When you're at position 2, this.startAstrand refers to the variable startAstrand that you put in your data structure. On posiition 3 however, this has changed to become local in the onChange function, and holds no longer a reference to the data structure. You can get around that by defining a variable for yourself inside the outer function mounted, with a name that sounds logical for you, for example that or vueApp (which I think is what Julian defaults to in the examples), and assign it the value of this, because at position 2 this still points to the right values. As the variable defined in position 2 will have a wide enough scope to be reachable at positions 3 and even 4, you can then use your that.startAstrand or vueApp.startAstrand or whatever you created in position 3. In position 4 you can choose whether you'd like to use this.startAstrand again, or go with the earlier created that.startAstrand or similar.
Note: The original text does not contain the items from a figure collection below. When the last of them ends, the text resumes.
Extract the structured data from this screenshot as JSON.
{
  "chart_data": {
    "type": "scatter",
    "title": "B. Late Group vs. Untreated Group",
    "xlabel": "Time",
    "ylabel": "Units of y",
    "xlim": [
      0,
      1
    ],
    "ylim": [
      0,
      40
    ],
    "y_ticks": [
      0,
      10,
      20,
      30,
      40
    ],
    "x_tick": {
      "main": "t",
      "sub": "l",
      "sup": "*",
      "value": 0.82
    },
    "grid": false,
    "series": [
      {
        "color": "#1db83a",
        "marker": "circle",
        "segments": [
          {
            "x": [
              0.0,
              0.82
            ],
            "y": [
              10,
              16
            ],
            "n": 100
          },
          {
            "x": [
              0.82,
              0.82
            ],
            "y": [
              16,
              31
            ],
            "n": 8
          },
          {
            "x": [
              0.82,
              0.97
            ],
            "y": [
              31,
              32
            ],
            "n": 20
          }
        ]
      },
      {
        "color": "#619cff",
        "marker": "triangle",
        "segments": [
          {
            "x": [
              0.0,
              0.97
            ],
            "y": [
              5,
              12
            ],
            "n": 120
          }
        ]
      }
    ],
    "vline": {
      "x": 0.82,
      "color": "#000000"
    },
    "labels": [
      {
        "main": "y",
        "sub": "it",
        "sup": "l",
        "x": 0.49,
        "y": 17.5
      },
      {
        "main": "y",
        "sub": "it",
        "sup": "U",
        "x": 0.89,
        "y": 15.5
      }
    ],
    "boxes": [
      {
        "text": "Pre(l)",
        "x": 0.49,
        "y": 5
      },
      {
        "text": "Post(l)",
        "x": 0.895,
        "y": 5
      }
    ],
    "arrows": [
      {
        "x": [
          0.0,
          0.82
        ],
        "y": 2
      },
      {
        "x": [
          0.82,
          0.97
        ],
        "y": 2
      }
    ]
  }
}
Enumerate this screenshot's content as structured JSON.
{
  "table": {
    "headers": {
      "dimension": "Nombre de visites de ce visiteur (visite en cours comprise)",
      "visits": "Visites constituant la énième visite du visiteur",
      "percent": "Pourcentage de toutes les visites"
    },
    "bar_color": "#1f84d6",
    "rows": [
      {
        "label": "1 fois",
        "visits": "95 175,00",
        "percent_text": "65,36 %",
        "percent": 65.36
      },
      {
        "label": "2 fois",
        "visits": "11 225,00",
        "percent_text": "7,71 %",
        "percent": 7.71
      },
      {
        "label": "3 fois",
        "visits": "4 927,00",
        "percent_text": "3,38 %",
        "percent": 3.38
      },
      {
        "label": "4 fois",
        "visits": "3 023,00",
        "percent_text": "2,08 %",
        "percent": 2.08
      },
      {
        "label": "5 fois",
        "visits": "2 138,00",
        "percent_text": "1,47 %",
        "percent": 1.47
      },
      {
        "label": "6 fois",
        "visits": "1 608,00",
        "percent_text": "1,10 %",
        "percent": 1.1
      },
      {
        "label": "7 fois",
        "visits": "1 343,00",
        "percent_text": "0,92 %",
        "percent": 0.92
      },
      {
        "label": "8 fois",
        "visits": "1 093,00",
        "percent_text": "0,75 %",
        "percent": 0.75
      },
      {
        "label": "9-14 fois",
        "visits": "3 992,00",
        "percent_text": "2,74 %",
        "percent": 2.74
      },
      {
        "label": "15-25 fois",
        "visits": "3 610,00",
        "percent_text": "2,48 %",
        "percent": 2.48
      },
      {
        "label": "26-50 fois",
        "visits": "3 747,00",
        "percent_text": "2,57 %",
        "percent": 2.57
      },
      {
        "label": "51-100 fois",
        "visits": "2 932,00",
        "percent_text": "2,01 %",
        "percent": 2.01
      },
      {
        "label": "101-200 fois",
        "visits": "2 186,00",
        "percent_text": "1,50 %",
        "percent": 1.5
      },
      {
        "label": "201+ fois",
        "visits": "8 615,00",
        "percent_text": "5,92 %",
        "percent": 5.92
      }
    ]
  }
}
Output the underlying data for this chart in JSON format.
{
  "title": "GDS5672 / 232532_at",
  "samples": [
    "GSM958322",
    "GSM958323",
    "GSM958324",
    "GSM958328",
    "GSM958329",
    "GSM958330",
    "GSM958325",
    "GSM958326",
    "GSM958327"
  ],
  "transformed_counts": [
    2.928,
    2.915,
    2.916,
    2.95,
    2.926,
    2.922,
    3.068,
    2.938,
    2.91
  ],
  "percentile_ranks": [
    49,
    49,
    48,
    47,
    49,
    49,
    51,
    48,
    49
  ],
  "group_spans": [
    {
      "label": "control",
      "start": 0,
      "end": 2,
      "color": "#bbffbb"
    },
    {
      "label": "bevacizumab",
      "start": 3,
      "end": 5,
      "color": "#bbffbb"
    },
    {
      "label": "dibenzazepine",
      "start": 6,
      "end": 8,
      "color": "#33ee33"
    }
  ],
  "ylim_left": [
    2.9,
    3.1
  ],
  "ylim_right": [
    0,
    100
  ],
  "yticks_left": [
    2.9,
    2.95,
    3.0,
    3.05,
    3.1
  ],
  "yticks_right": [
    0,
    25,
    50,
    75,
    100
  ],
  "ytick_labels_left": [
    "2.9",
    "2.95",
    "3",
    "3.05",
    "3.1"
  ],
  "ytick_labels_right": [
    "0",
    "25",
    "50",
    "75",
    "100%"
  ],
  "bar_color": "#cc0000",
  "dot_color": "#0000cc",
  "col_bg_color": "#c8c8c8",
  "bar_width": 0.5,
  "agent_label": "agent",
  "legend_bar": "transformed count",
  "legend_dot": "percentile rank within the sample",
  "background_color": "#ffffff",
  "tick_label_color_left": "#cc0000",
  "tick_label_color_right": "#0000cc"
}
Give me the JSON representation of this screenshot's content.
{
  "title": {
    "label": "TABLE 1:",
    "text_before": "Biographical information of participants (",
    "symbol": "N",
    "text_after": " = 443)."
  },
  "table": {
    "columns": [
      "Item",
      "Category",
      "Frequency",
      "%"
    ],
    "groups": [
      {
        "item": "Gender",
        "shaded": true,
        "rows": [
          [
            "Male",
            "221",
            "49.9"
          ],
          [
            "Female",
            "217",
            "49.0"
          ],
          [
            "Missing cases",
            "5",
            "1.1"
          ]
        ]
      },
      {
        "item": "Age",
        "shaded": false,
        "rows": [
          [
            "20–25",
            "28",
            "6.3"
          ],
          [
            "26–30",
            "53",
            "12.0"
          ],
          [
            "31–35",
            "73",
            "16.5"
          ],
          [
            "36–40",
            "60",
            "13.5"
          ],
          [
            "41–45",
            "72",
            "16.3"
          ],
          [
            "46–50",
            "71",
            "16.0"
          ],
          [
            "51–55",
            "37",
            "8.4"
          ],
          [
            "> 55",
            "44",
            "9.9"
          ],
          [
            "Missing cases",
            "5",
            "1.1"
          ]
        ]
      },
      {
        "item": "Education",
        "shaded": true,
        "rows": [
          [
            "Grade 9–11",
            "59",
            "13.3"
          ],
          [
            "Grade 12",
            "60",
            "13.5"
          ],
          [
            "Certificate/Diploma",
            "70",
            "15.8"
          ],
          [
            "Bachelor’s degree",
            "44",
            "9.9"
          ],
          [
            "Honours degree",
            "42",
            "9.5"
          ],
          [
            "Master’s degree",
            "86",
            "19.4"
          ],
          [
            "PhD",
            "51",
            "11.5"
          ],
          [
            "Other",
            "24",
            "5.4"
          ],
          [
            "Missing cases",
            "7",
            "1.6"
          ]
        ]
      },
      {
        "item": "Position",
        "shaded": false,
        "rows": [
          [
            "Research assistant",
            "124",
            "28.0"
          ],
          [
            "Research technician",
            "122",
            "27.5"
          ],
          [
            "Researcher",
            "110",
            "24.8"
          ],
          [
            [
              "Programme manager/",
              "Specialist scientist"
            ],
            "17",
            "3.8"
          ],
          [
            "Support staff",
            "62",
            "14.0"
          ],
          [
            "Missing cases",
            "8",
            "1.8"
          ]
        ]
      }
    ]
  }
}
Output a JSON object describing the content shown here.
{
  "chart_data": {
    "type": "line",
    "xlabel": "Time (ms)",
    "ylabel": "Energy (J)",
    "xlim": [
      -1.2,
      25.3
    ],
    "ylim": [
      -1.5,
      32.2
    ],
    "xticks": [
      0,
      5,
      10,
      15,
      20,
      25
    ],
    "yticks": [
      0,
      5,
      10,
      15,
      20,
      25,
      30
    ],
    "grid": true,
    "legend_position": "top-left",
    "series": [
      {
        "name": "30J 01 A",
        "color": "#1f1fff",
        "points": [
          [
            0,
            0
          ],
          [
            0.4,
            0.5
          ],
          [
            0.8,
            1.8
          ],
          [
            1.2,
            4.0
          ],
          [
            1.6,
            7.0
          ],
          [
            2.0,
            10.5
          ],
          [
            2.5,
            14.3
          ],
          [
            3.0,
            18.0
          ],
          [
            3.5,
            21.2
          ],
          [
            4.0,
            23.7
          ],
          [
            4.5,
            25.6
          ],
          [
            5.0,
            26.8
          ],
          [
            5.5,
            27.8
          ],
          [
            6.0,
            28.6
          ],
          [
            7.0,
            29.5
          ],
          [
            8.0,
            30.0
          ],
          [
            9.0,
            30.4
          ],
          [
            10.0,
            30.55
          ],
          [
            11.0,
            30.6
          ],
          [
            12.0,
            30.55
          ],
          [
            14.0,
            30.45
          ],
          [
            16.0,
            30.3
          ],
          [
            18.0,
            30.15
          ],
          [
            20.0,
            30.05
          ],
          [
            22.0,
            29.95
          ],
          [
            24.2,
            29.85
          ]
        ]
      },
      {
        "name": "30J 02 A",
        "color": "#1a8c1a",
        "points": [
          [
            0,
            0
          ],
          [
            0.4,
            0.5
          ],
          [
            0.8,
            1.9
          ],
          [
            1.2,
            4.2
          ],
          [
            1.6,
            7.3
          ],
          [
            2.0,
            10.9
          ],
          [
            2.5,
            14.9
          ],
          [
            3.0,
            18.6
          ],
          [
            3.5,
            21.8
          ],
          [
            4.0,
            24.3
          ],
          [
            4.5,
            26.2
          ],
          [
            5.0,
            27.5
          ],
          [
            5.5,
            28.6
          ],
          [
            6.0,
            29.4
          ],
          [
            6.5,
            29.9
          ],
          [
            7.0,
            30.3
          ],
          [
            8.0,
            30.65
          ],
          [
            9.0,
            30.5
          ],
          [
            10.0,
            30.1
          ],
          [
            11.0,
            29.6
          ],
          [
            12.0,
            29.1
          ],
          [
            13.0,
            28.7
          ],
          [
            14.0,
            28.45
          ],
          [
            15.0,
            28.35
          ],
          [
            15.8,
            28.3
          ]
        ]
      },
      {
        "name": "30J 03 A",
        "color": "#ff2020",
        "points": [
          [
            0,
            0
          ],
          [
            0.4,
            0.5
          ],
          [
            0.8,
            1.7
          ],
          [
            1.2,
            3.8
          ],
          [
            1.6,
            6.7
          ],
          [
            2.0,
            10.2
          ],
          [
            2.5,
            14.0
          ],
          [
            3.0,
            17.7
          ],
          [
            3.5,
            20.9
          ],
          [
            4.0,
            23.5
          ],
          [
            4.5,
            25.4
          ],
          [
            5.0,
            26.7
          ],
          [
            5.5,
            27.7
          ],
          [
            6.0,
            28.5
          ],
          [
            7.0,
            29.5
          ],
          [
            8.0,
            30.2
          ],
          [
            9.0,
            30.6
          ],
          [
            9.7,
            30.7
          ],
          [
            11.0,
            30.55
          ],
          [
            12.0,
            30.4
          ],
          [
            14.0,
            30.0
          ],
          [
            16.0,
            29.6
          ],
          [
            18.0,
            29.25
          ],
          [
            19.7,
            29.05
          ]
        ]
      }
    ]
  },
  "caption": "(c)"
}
It's a bit abstract, but I hope that helps.

2 Likes

Thank you to both of you, those explanations were very useful, I learnt something and it works perfectly !!

Just to note that the template .js file already has this assigned to a variable - vueApp inside the mounted function for that very reason.

In fact though, you don't really need to do that since I already assign the new vue instance to app1 right at the start. So both app1 and vueApp are pretty much the same thing.

But certainly, the bottom line in JS (and probably in all languages that implement this) is that if you have sub-functions/methods defined inside another function or class, it is always safer to take a reference to this.

Because JavaScript mostly assigns "references" rather than "copies" when you assign one thing to another, you don't generally have to worry about assignments making your code bloated. (strictly speaking, JS does a copy if the thing on the right hand side of the equals sign is a "primitive" data type such as a number, string, boolean, etc. For everything else, I believe it just creates a reference - a "link" if you like.)